After a year and a half of working in the jail, I got pregnant with my second child, Taylor.  Working in the jail wasn’t the safest place for a pregnant woman.  There wasn’t a “desk job” position available in the jail.  It was a hands on position that required me to be around the inmates on a consistent basis.  As confident as I had been in my career choice, I did grow tired of seeing the same inmates day after day.    As luck would have it, there was an opening in dispatch.  As terrified as I was to sit at that console, I knew I had to suck it up and fake the confidence to do it.  I had one young child and was pregnant with my second.  My husband worked full-time and quite honestly, we weren’t financially set for me to have the luxury of not working.  I needed a full-time job.  I applied for the position, interviewed with the sheriff (Rod Jackson) and got the job.   I turned in my heavy set of jail keys and my weapon of choice (the flashlight) in exchange for a shiny, silver badge that said “communications officer”.  There was no getting away from the ugly, brown uniform.

I don’t recall how long it took me to train into that position, but I know that by putting on the face of confidence (fake or not) I began to believe in myself and my ability to do the job.  I was very grateful that I had taken an interest and learned what I could about dispatching when I was a jailer.  While working as a dispatcher, I learned several things about myself.  I learned that I do exceedingly well in busy, stressful times.  I work well under pressure.   I can multi-task with the best of them,  and I can type like a crazy woman when necessary.   As much as I loved working in the jail, I loved working in dispatch more.  I felt like I finally found a place I belonged.   I knew each and every deputy in the department and the smaller towns we dispatched for.   More often than not,  the deputies responded to calls solo.  Deputies don’t have the luxury of having backup close by.   We relied heavily on State Patrol to assist on calls as well as our Reserve Officers who carried a firearm and had authority to arrest.  Officer safety was a big priority and I took my job seriously.   It was my job to know where each officer was and what they were doing.  It was my job to get them the help they needed should they end up in a difficult situation.   I was blessed to have never lost an officer on my watch.  The officers I worked with were fantastic and I learned a lot from them.  They treated me very well.  I could not have asked for a better department to work for.  I’m not sure if they ever knew how much I cared for them, worried about them and bit my nails to the quick sometimes.  I am grateful that Sheriff Rod Jackson saw something in me that made him hire me as a dispatcher.   Although I only worked there about five years, I made several great lifelong friends in the process.  Sgt Tom Tallman is a very good friend of mine who spoiled me rotten with strawberry milkshakes throughout my pregnancy while I was the dispatcher on duty and Chief Deputy Chris Newton is my daughter’s godfather.   
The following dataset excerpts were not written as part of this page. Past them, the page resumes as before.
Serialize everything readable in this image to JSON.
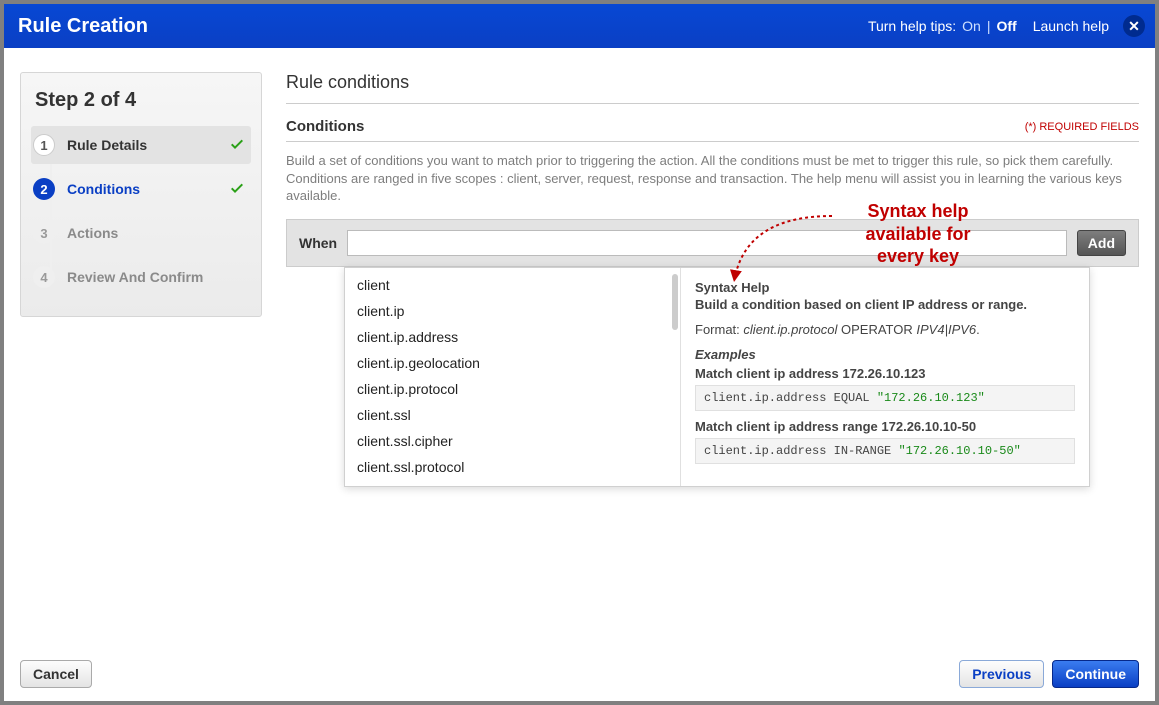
{
  "header": {
    "title": "Rule Creation",
    "help_prefix": "Turn help tips:",
    "help_on": "On",
    "help_off": "Off",
    "launch_help": "Launch help"
  },
  "sidebar": {
    "step_heading": "Step 2 of 4",
    "steps": [
      {
        "num": "1",
        "label": "Rule Details",
        "state": "done"
      },
      {
        "num": "2",
        "label": "Conditions",
        "state": "active"
      },
      {
        "num": "3",
        "label": "Actions",
        "state": "future"
      },
      {
        "num": "4",
        "label": "Review And Confirm",
        "state": "future"
      }
    ]
  },
  "main": {
    "page_title": "Rule conditions",
    "section_title": "Conditions",
    "required_note": "(*) REQUIRED FIELDS",
    "description": "Build a set of conditions you want to match prior to triggering the action. All the conditions must be met to trigger this rule, so pick them carefully. Conditions are ranged in five scopes : client, server, request, response and transaction. The help menu will assist you in learning the various keys available.",
    "when_label": "When",
    "add_label": "Add"
  },
  "options": [
    "client",
    "client.ip",
    "client.ip.address",
    "client.ip.geolocation",
    "client.ip.protocol",
    "client.ssl",
    "client.ssl.cipher",
    "client.ssl.protocol"
  ],
  "syntax_help": {
    "title": "Syntax Help",
    "desc": "Build a condition based on client IP address or range.",
    "format_prefix": "Format:",
    "format_expr": "client.ip.protocol",
    "format_op": "OPERATOR",
    "format_suffix": "IPV4|IPV6",
    "examples_heading": "Examples",
    "ex1_label": "Match client ip address 172.26.10.123",
    "ex1_code_pre": "client.ip.address EQUAL ",
    "ex1_code_str": "\"172.26.10.123\"",
    "ex2_label": "Match client ip address range 172.26.10.10-50",
    "ex2_code_pre": "client.ip.address IN-RANGE ",
    "ex2_code_str": "\"172.26.10.10-50\""
  },
  "annotation": {
    "line1": "Syntax help",
    "line2": "available for",
    "line3": "every key"
  },
  "footer": {
    "cancel": "Cancel",
    "previous": "Previous",
    "cont": "Continue"
  }
}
Working for the Huntington County Sheriff’s Department gave me a great start on this career path.  There are certainly calls that I took while working there that I have carried with me all these years.  Those stories and how I managed to end up in Minnesota will be saved for another day.  The older I get, the more important it seems to be for me to remember where I came from.  I would not be where I am today without the time and patience of the dispatchers who took me under their wing to teach me a job that I love.  I fell into this job due to personal circumstances, but once I landed here, I have never wanted to do anything else.